Fin de parade à Buenos Aires, mais pas de la fête. Dans les avenues un peu plus clairsemées, chansons, tambours, cornes de brume, et des drapeaux ciel et blanc, innombrables, portés à bout de bras, autour de la tête, de la taille,  attestaient à la tombée du jour d’une liesse sur laquelle personne ne voulait baisser le rideau.

« Un peu de déception bien sûr, tout aurait pu être mieux organisé pour qu’on profite d’une chose dont on n’a pas profité depuis 36 ans », se désolait Roman Garcia, 38 ans et agent administratif. « Mais cela n’éclipse pas la joie […] Et si l’organisation, la sécurité ont failli, le peuple, lui, a été à la hauteur. Une fête du peuple ».

« Nous sommes venus ici à 5 h du matin et nous restons ici », assurait Marta Acosta, 35 ans, venue de Bernal Oeste en banlieue sud, elle aussi « un peu triste de n’avoir pu les voir ». Mais plus que tout « contente que la sélection ait gagné, c’est très important pour notre pays, pour les moments durs qu’il a passés. Commencer l’année avec l’Argentine championne nous fera nous sentir bien ».

De partout, des banlieues de la capitale, de provinces, de Rosario, ils sont venus, partis parfois au cœur de la nuit, profitant d’un jour décrété férié pour venir partager l’ivresse du 3e titre mondial, et ont envahi dès les premières heures de la matinée la capitale. Ses avenues, puis diverses places, des bretelles d’accès…

« Muchaaachos… ahora ganamos la tercera » (maintenant on a gagné la troisième) : de loin en loin, la chanson devenue l’hymne officieux des « hinchas » argentins résonnait le long des grandes artères, fermées à la circulation, dans le métro, sur des places ou des écrans géants permettant de suivre le bus transportant « la copa ».

Près de quatre heures avant le départ du bus, ils étaient déjà plusieurs dizaines de milliers à traquer les coins ombragés par 25 degrés, dès 9 h du matin.

Leur but ? Célébrer, communier, juste « les » voir. « Juste pouvoir les regarder passer, c’est beaucoup ! Rien que si Messi nous regarde un moment dans les yeux quand je filmerai pour moi c’est bon ! » déclarait, hilare, Nicolas, 19 ans au pied de l’Obélisque. Espoir frustré finalement.

Après 21 h locales (19 h (heure de l’Est)), quelques heurts ont opposé plusieurs dizaines de jeunes, dont certains étaient manifestement alcoolisés, et la police qui venait de déloger un petit groupe ayant forcé l’entrée au bas de l’Obélisque, a constaté l’AFP. Deux cordons de police ont essuyé des jets de pierre, répliquant par des balles en caoutchouc et usant de matraques.

Selon la chaîne TN, 13 personnes ont été interpellées et huit policiers blessés, bilan non confirmé de source officielle dans un premier temps.

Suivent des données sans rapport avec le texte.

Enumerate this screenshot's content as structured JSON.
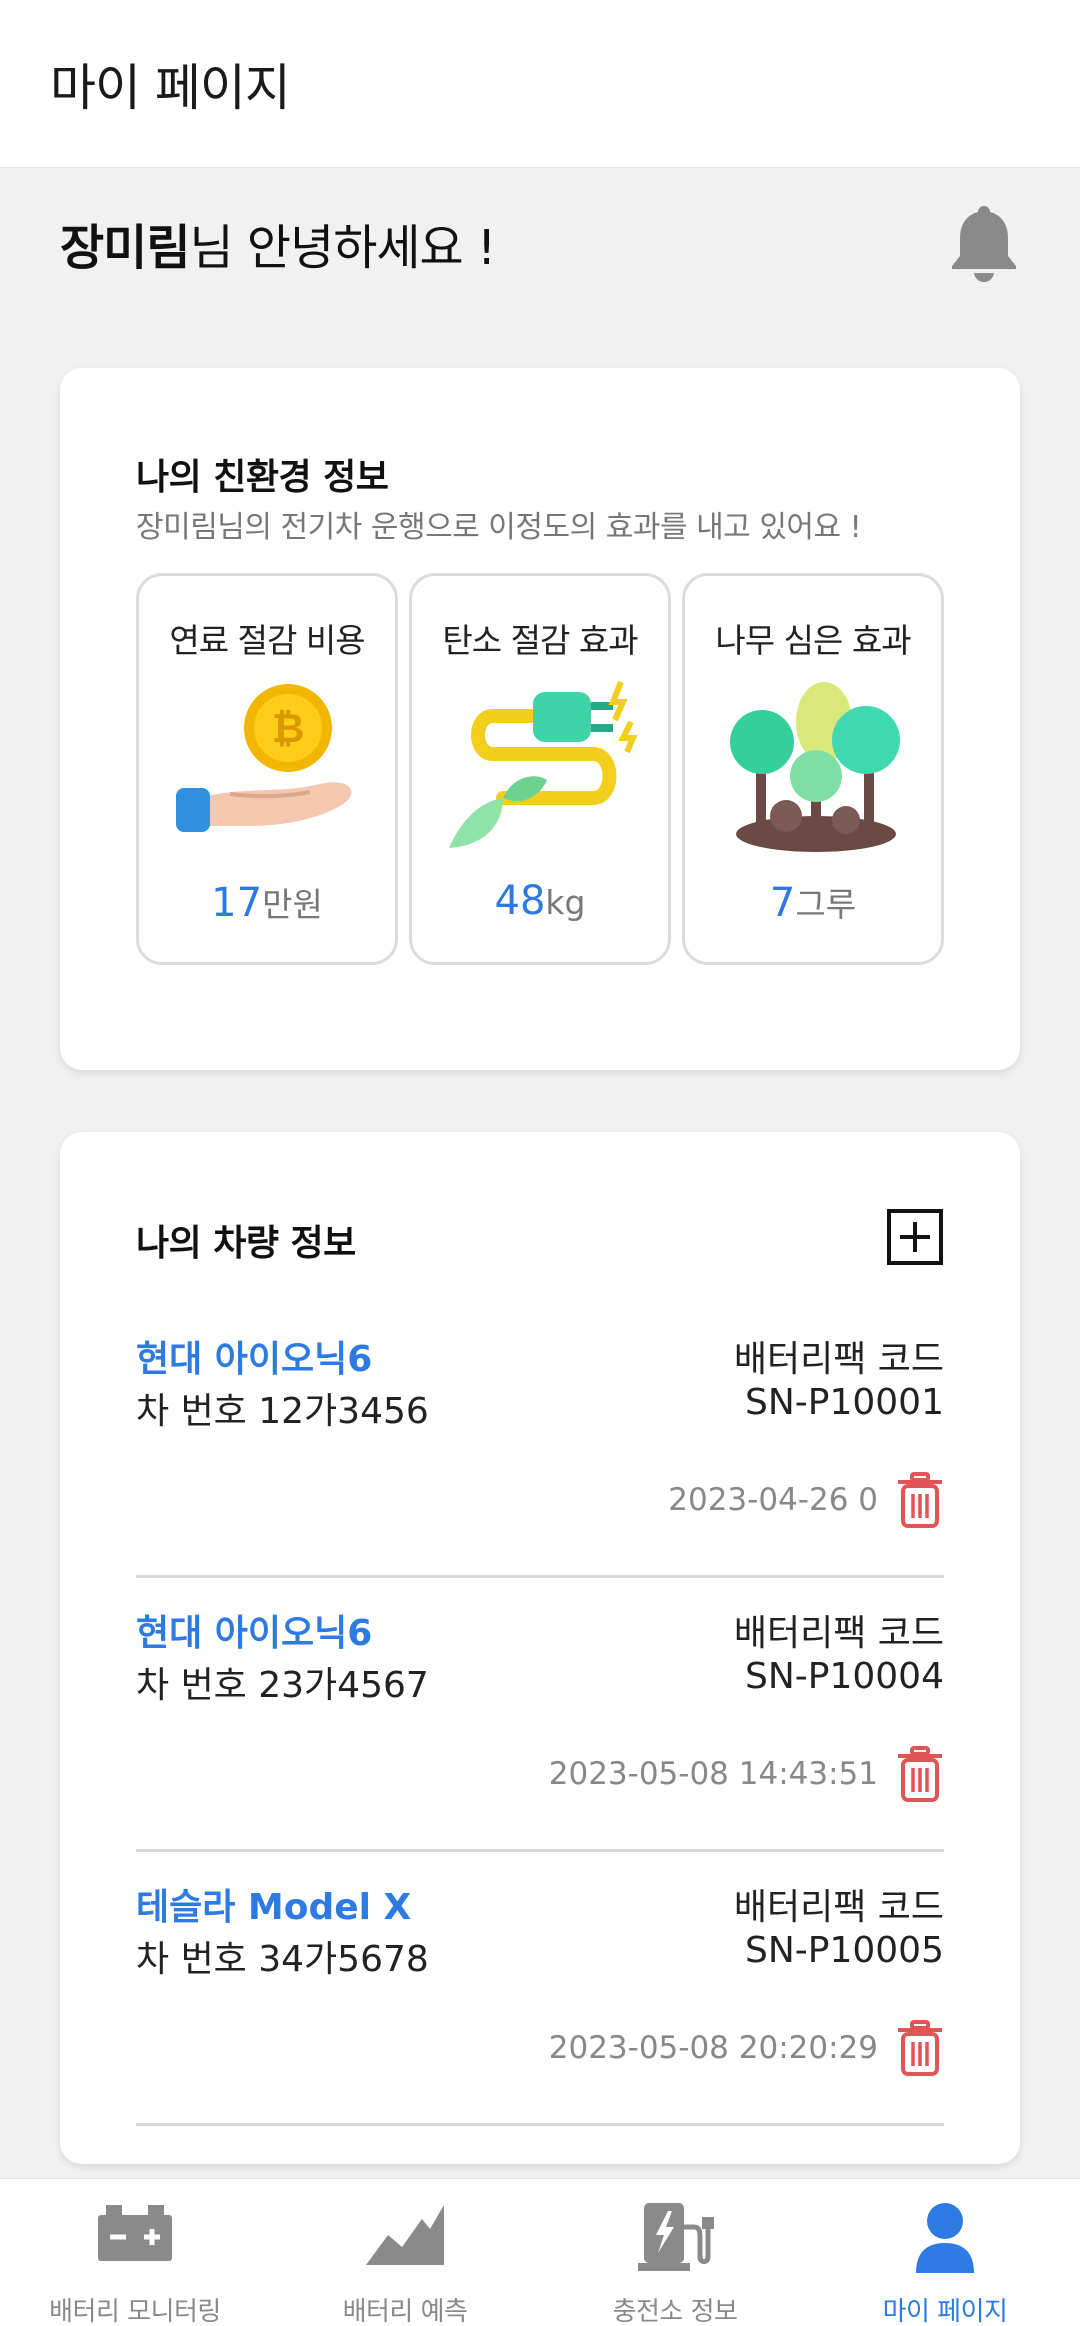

Les abords de l’Obélisque étaient totalement dégagés avant 22 h.

Dans un bilan antérieur, la municipalité a fait état de 16 personnes hospitalisées au cours de la journée pour des blessures, coupures ou traumatismes divers.

Messi dit merci

Dimanche, ils avaient été plus d’un million à l’Obélisque, jusque tard dans la nuit de dimanche pour fêter la victoire contre la France aux tirs au but (3-3 a. p., 4-2 t. a. b.), après un match épique. Chiffre qui a rapidement explosé mardi.

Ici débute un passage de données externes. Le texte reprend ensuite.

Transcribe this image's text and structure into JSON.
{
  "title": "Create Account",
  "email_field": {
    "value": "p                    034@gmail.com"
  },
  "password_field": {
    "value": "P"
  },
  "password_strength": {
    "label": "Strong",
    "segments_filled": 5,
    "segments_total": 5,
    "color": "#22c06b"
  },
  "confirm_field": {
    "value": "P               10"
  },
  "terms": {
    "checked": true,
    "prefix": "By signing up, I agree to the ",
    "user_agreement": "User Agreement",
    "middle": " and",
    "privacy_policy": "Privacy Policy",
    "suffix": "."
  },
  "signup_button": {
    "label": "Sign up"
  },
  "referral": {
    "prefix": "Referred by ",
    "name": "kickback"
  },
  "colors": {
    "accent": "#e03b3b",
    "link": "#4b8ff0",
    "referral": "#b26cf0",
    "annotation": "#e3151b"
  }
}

Dans la nuit, Messi avait été le premier à apparaître sur la passerelle de l’avion ciel et blanc floqué « une équipe, un pays, un rêve », vers 2 h 30 locales (0 h 30 heure de l’Est), brandissant le trophée doré de la Coupe du monde, pour gagner le tapis rouge déployé sur le tarmac de l’aéroport d’Ezeiza.  

Dans un long message publié sur Instagram, le septuple Ballon d’Or a écrit « Merci du fond du cœur ! », affirmant que cette coupe « est à tous, à ceux qui n’ont pas réussi lors des Mondiaux antérieurs », à ce « groupe magnifique de joueurs », et à « Diego (Maradona), qui nous encourage depuis le ciel ».